Public History of the Holocaust
Institute(s): Goethe-Universität Frankfurt
Duration: Summer semester 2015 to currently
Dr. Steffen Bründel, Goethe University Frankfurt (Research Center for Historical Humanities)
Prof. Dr. Christoph Cornelißen, Goethe-University Frankfurt (Chair of Modern History – Contemporary History of Europe Since 1918)
Prof. Dr. Alexander Mehler, Goethe University Frankfurt (Computer Sciences)
Giuseppe Abrami, Goethe University Frankfurt (Computer Sciences)
Dr. Nicole Kramer, Goethe-University Frankfurt (Chair of Modern History – Contemporary History of Europe Since 1918)
Technologically speaking, the project called Public History aims to combine media of web-based documentation and mobile communication on the basis of a historical description model. It is more precisely a matter of enabling a mobile web-based Public History of the Holocaust, as it was described by Sara Bloomfield, Director of the United States Holocaust Memorial Museum, Washington DC, as a central desideratum at the conference of the same name held at the Jewish Museum Berlin on July 9, 2013. In the context of this challenge, the project aims to integrate several text technologies as a basis for a scientifically founded Public History of the Holocaust. This includes (i) a mobile app as an interface for read and write access to a (ii) MediaWiki as the underlying document management system for (iii) ubiquitous computing:
With regard to geotagging, the app to be developed will enable web-based documentation of the places and paths of life of Holocaust victims. It is about an ubiquitous communication platform with the help of which historians can write a public history of the Holocaust by documenting and networking other places of life and activity (places of residence, work, deportation, etc.) beyond stumbling blocks.
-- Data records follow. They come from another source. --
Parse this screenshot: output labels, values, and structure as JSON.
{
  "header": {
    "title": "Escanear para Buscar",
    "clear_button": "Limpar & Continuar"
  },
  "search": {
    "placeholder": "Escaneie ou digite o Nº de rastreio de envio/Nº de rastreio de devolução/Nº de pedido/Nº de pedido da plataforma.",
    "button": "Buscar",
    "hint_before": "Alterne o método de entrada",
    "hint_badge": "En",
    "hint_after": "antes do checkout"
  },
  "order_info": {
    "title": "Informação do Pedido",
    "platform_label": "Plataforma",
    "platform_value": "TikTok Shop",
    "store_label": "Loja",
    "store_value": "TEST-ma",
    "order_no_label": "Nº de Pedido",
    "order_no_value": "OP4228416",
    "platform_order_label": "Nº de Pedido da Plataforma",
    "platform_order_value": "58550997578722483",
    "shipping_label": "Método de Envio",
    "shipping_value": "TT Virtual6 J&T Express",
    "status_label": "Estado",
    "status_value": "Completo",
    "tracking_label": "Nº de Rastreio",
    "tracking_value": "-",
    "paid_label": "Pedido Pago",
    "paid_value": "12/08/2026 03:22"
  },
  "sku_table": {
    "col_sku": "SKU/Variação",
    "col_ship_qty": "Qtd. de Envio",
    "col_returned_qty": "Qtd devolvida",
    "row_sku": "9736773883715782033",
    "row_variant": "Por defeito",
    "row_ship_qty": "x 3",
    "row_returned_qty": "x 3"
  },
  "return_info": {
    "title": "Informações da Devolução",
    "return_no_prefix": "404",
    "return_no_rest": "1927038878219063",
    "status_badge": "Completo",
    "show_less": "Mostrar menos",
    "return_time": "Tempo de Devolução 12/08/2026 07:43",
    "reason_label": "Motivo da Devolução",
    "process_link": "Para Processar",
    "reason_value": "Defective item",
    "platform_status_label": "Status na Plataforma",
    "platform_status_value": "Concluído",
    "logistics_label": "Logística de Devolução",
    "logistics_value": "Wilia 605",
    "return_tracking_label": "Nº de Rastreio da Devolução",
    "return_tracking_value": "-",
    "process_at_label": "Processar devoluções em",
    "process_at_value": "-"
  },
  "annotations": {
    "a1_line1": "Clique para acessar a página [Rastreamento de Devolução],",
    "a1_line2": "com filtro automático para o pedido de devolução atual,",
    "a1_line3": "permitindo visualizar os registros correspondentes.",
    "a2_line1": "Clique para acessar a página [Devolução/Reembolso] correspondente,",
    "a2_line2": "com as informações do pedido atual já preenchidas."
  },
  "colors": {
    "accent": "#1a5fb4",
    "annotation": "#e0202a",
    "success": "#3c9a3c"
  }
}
In the sense of geocaching, app users should be able to mutually receive the results of their documentation work, namely on the spot of the documented places and ways of life. The information enrichment of the stumbling blocks takes place with the help of text, images, audio, video and links to these information objects. It includes digitally accessible 3D reconstructions of historical buildings as well as interactive maps with textual and iconographic geotags.
After completion of the app, the web-based use of all documentation results arising in the context of the study group will be made possible, in accordance with the principles of open access and open source.
The starting point of the project is Gunter Demnig’s art project Stolpersteine. Although this project is not undisputed, it has established itself to the extent that stumbling blocks have now been laid in many German and European cities in order to provide information about the fates of the respective citizens (http://www.stolpersteine.eu/). The Stolperwege App virtualizes these memorials and, so to speak, removes them from the stumbling blocks laid in the ground. This virtualization reflects essential points of criticism of the Stolpersteine project: on the one hand, far more comprehensive information is to be provided and linked in order to embed the significance of the Stolpersteine in a historical context. In addition, the project aims to raise awareness of the problem of linguistic attributions, for example as a result of the use of perpetrator-language terms. With the help of the Stolperwege app, users should be able to visit the biographically relevant places or objects of a city and obtain scientifically sound information about them. All victim groups of the National Socialist tyranny will be included and the murdered will be considered as well as the survivors and their descendants, the emigrants or those driven into exile as well as the returnees. Beyond the information content of the stumbling blocks, the aim is to create opportunities to document the lives of people and to link the individual documentations linked to location and time. We call the broken (emigration or remigration) or broken (annihilation) paths of life represented in this network “stumbling blocks”.
The project has been running since the summer semester of 2015 and is based on technical preparatory work by the Text Technology Working Group, such as the provision of resource management and an annotation platform (OWLnotator).
Stumbling blocksAPI (http://app.stolperwege.hucompute.org)
The REST-based StolperwegeAPI forms the central interface between the StolperwegeApp and all web services (some of which are listed below).